The roosters are crowing and my feet are cold for the first time in a few weeks. I am sitting on a rooftop terrace in the early morning looking over the ancient city of Chefchaouen.
Our travel belongings got loaded onto a bus yesterday in Casablanca and we spent 7 hours soaking in the Moroccan country side. The first stage of the trip saw us pass through Rabat, the national capital, with linking freeways like any other. But once out of Rabat things got interesting.
Flat tree-less fields as far as the horizon in both directions. People sitting or standing in them. Some crouched tending plants. Kids and adults walking, riding bikes along the edge of narrowing roads. Donkeys pulling carts. We passed through villages with roadside stalls. Some with thousands of tajines; given the apparent size of the villages I have no idea who buys them or if they pack them away each night.
We stop for the only time (apart from pickups) at a small village café.

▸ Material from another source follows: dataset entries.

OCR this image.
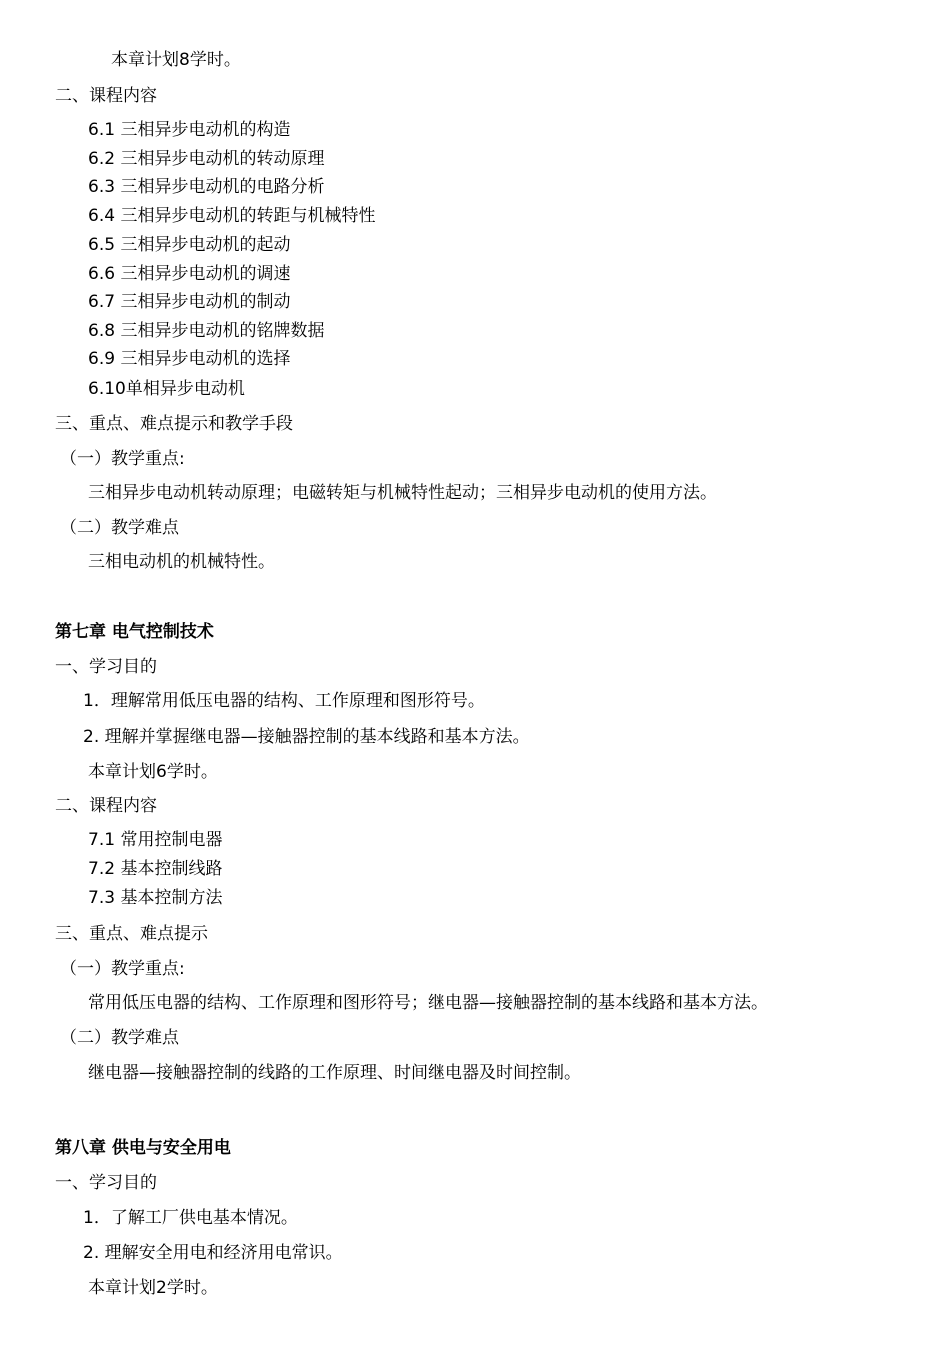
本章计划8学时。

二、课程内容

6.1 三相异步电动机的构造

6.2 三相异步电动机的转动原理

6.3 三相异步电动机的电路分析

6.4 三相异步电动机的转距与机械特性

6.5 三相异步电动机的起动

6.6 三相异步电动机的调速

6.7 三相异步电动机的制动

6.8 三相异步电动机的铭牌数据

6.9 三相异步电动机的选择

6.10单相异步电动机

三、重点、难点提示和教学手段

（一）教学重点:

三相异步电动机转动原理；电磁转矩与机械特性起动；三相异步电动机的使用方法。

（二）教学难点

三相电动机的机械特性。

第七章 电气控制技术

一、学习目的

1．理解常用低压电器的结构、工作原理和图形符号。

2. 理解并掌握继电器—接触器控制的基本线路和基本方法。

本章计划6学时。

二、课程内容

7.1 常用控制电器

7.2 基本控制线路

7.3 基本控制方法

三、重点、难点提示

（一）教学重点:

常用低压电器的结构、工作原理和图形符号；继电器—接触器控制的基本线路和基本方法。

（二）教学难点

继电器—接触器控制的线路的工作原理、时间继电器及时间控制。

第八章 供电与安全用电

一、学习目的

1．了解工厂供电基本情况。

2. 理解安全用电和经济用电常识。

本章计划2学时。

The bus has no toilet, so we all make a civilised rush for the back of the café. After we get going again we start to climb. I am thankful for a careful and skilful bus driver as we negotiate winding narrow roads, still with people on foot and bikes on the edge and trucks coming the other direction.
As night falls we drive on and eventually see lights, a sign that we are getting close. Once we collect our bags we bundle them into a little bongo van (kind of taxi) who drives up steep street, constantly honking to let other road users (mainly pedestrians) know we are coming.
(A side note here – Moroccan’s strike me as warm kind people. I know that is a generalisation, but it seems to be the case. In Turkey, drivers honk their horns constantly in anger and frustration. In Morocco, they also honk, but it’s a kind of ‘polite just-letting-you-know-I’m-here-kind-of-honk’. Even the bus driver was constantly on the horn, but never in frustration, it was a way of letting other road uses know we were coming from behind … no sealed shoulder for them to escape to as we scrapped past their pushbikes.)
Our bongo driver drops us at a doorway to the medina (old city) and we drag our bags along walkways alive with people out and about in the warm evening. Up steps, winding paths, more steps through a door into the reception ‘lounge’ of the Riad/hotel. Up more steps and we find ourselves in our room with an amazing vista over the town. Oh Maria, you’ve done it again.
Maria’s Nikon will love this place, my little snap on the iPhone this morning is just a taster. The sun is now on the mountain across the valley. This is the Morocco I came to see.